002. Apartemen

117 12 0
                                    

Lemari, baju, meja, dan beberapa perabotan lain diusung ke dalam sebuah apartemen besar. Semuanya baru. Ibu dan ayah Isagi membiarkan barang lama anak semata wayangnya itu di rumah mereka saja dan membeli yang baru untuk dipindahkan.

Kegiatan hari ini cukup menegangkan bagi Isagi. Ia akan pindah ke suatu komplek apartemen, bersama Kaiser. Memikirkan bahwa dirinya akan tinggal bersama seorang pria di satu atap yang sama membuatnya hampir gila.

Sehari sebelum pindahan, Isagi bahkan nyaris tidak dapat tidur.

Tentu, kepindahannya itu dirahasiakan dari teman-temannya. Dia mengacuhkan kebingungannya jikalau satu dari mereka mengajak bermain ke rumah Isagi suatu saat nanti.

Yah, itu akan menjadi tanggungan pikiran bagi Isagi di masa depan. Yang terpenting saat ini adalah dia tak perlu takut terlambat ke kuliah semenjak apartemennya kali ini hanya berjarak 1 km dari Blue Lock University.

Pilihan tetua memang yang terbaik.

Isagi menguap, sudah dua jam ia mengawasi pekerjaan tukang yang membantu menata perabotannya. Dari sudut matanya, Kaiser nampak tengah mengarahkan seorang tukang untuk memasang lukisan super lebar di dinding.

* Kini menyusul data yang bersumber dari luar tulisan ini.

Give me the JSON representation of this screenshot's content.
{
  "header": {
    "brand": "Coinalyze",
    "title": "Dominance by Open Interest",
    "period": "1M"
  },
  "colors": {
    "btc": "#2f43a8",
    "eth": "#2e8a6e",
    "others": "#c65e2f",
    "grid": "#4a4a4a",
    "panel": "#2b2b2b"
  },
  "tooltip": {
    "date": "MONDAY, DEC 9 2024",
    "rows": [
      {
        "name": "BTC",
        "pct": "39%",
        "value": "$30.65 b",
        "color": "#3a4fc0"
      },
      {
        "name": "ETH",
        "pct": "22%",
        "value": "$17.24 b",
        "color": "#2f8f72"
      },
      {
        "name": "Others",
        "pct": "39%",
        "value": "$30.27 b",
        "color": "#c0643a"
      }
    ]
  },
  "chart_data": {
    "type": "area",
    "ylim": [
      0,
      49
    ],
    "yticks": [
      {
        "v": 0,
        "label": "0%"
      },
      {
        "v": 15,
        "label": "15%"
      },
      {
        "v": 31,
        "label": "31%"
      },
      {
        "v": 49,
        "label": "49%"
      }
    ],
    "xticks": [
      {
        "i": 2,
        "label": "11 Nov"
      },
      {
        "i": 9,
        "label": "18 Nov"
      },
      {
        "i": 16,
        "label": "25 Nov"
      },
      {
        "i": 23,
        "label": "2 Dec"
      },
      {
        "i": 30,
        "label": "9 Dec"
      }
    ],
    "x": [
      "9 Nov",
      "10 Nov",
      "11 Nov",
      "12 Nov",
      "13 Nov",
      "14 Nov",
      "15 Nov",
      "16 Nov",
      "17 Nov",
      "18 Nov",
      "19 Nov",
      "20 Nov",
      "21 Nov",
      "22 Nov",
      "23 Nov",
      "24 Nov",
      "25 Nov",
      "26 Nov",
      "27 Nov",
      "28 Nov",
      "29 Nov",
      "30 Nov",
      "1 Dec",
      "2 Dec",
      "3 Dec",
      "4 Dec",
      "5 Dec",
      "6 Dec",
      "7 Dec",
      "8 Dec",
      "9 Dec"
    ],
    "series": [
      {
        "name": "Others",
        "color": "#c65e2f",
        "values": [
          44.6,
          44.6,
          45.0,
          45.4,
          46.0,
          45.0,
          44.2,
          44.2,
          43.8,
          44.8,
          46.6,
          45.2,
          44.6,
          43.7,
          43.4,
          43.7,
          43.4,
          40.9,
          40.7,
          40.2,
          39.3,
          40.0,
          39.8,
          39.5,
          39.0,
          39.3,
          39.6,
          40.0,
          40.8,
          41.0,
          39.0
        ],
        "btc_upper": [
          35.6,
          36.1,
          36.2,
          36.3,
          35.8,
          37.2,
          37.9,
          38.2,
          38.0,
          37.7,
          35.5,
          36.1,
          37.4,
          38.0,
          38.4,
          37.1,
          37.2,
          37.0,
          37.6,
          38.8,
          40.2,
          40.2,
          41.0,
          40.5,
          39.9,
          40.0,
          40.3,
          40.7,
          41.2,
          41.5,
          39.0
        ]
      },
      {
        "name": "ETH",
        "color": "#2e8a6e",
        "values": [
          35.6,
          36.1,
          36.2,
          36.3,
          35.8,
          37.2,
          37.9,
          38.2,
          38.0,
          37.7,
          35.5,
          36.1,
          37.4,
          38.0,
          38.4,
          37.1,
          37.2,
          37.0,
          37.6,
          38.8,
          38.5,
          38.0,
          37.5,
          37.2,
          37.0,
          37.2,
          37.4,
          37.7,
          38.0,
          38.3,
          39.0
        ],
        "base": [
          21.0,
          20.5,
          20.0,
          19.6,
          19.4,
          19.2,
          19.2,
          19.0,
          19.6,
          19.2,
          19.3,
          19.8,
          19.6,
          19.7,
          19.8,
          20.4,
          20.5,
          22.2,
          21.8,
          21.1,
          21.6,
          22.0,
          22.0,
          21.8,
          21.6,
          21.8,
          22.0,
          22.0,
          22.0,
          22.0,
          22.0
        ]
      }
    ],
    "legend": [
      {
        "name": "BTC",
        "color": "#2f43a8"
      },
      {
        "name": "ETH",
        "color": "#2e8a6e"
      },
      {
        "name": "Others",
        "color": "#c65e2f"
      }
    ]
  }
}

Lukisan abstrak? Sebuah kejutan bagi Isagi bahwa kakak tingkat di kampusnya itu juga menyukai seni abstrak sama sepertinya.

Isagi merupakan orang yang menemukan kesenangan dalam seni. Dia tidak hanya menyukai lukisan abstrak–faktanya, Isagi hampir menyukai segala jenis seni. Musik, lukisan, patung, tari, semua yang indah dan membawanya pada titik kesenangan akan ia anggap seni.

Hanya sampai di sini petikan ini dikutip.